In an address to the Bundestag on Thursday morning she said the European Commission should have far-reaching powers to challenge national budgets.
She noted that even though the idea would be unpopular in some quarters - with France keen on retaining sovereignty in this area - Germany would "make the case" anyway.
The two leaders had a brief meeting before the summit. A German delegation source said it took place in a "good atmosphere" and that the summit programme for further development of economic and monetary union was discussed. French diplomats, according to Reuters, briefed that the two leaders agreed on the need for a tight timetable for a banking union.
The banking union - meant to prevent banks building up dangerous debt holes - has become the symbolic battle ground for the different stands of thinking in Berlin and Paris.
While Berlin wants fiscal discipline and centralised budgetary oversight before it will open its coffers, Paris wants more solidarity, particularly towards struggling countries - before committing to such ideas.
Both sides are increasingly frowning at one another in self-righteous incomprehension.
Adding to the strained dynamic of the summit - meant to be a no-decisions affair on how to further political integration - is the relation between euro and non-euro countries.

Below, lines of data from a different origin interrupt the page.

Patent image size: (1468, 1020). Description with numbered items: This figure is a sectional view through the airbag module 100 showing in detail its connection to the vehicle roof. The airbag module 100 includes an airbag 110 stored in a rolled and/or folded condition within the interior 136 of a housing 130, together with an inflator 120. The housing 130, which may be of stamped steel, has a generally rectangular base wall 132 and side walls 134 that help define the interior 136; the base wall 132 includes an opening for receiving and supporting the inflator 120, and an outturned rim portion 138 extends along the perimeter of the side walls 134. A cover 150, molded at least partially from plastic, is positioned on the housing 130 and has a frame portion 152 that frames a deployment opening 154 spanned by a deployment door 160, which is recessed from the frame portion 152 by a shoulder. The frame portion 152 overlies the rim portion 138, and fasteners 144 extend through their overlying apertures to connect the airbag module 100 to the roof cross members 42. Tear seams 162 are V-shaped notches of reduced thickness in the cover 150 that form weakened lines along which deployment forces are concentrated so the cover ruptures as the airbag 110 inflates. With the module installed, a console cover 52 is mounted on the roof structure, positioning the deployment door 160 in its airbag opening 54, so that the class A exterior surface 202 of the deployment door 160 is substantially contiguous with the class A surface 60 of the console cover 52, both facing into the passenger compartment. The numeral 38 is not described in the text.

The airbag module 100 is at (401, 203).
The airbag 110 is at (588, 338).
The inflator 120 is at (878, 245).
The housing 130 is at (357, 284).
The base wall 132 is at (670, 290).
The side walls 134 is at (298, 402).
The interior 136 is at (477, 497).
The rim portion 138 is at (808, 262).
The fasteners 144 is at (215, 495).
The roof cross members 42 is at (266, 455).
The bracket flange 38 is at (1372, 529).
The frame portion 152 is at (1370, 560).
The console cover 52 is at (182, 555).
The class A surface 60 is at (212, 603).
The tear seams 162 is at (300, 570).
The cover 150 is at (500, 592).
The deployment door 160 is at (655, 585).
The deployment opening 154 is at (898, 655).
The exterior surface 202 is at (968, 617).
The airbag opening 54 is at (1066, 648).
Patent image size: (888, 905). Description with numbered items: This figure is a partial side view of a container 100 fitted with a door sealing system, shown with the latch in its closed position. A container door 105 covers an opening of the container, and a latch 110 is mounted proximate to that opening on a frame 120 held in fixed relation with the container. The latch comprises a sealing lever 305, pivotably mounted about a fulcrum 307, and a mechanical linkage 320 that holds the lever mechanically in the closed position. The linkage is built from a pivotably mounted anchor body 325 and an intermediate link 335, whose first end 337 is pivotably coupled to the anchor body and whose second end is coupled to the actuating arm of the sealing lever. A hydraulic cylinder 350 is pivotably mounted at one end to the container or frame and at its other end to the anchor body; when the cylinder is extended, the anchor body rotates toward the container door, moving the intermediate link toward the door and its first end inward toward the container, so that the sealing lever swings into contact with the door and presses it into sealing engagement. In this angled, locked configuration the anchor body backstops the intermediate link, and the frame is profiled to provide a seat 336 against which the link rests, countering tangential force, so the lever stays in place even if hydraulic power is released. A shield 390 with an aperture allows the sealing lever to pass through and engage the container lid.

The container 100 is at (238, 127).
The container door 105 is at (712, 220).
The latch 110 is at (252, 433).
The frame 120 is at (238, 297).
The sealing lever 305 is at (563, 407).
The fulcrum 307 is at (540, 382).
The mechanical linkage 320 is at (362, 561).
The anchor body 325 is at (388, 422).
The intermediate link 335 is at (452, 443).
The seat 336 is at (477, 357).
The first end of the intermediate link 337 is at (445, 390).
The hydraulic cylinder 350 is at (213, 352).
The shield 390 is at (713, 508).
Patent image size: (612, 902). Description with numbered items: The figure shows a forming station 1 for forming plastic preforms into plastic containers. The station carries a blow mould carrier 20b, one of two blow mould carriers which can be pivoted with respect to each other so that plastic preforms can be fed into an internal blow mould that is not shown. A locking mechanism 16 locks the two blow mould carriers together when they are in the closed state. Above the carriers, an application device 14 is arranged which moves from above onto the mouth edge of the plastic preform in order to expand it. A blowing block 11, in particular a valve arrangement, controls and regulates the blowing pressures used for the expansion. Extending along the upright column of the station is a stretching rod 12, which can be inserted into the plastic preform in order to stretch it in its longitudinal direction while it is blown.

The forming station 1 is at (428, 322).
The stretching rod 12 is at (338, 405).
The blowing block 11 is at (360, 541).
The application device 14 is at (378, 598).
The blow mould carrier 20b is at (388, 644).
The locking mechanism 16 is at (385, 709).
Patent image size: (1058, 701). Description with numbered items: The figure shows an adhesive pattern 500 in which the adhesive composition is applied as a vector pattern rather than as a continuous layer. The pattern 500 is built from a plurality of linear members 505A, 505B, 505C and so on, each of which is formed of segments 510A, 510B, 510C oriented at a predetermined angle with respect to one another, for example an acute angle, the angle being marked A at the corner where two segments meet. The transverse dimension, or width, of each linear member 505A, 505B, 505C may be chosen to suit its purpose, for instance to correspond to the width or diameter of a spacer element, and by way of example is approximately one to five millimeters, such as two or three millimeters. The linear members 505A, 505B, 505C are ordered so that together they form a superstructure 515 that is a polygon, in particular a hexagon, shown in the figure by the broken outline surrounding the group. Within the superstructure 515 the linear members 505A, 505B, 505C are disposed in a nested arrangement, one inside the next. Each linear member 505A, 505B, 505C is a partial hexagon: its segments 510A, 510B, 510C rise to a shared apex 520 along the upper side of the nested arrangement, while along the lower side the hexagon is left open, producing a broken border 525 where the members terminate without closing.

The eight mainly eastern non-euro countries that are obliged to join the single currency want to make sure that eurozone area decisions do not adversely affect them.
But one non-euro country in particular is stealing the limelight. Britain, which has no obligation to join the euro, is increasingly being seen as slowly disengaging itself from the EU.
Its notoriously lukewarm stance towards the Union was underlined when it refused to take part in a fiscal discipline treaty late last year and further emphasized when earlier this week announced it intended to opt out of 130 pieces of EU justice and home affairs legislation.
And in a symbolic move Prime Minister David Cameron for the first time since he became UK leader attended a pre-summit meeting with politicians from the anti-federalist Conservatives and Reformists faction that his Conservative Party aligns itself with in the European Parliament.
A post-meeting photo makes it clear, Cameron is not sitting with the power-wielders of Europe.
Remarking on the development, Finnish Europe minister Alex Stubb said Britain appeared to be slowly saying "bye bye" to the EU.
"I think Britain is right now, voluntarily, by its own will, putting itself in the margins," he told Reuters news agency.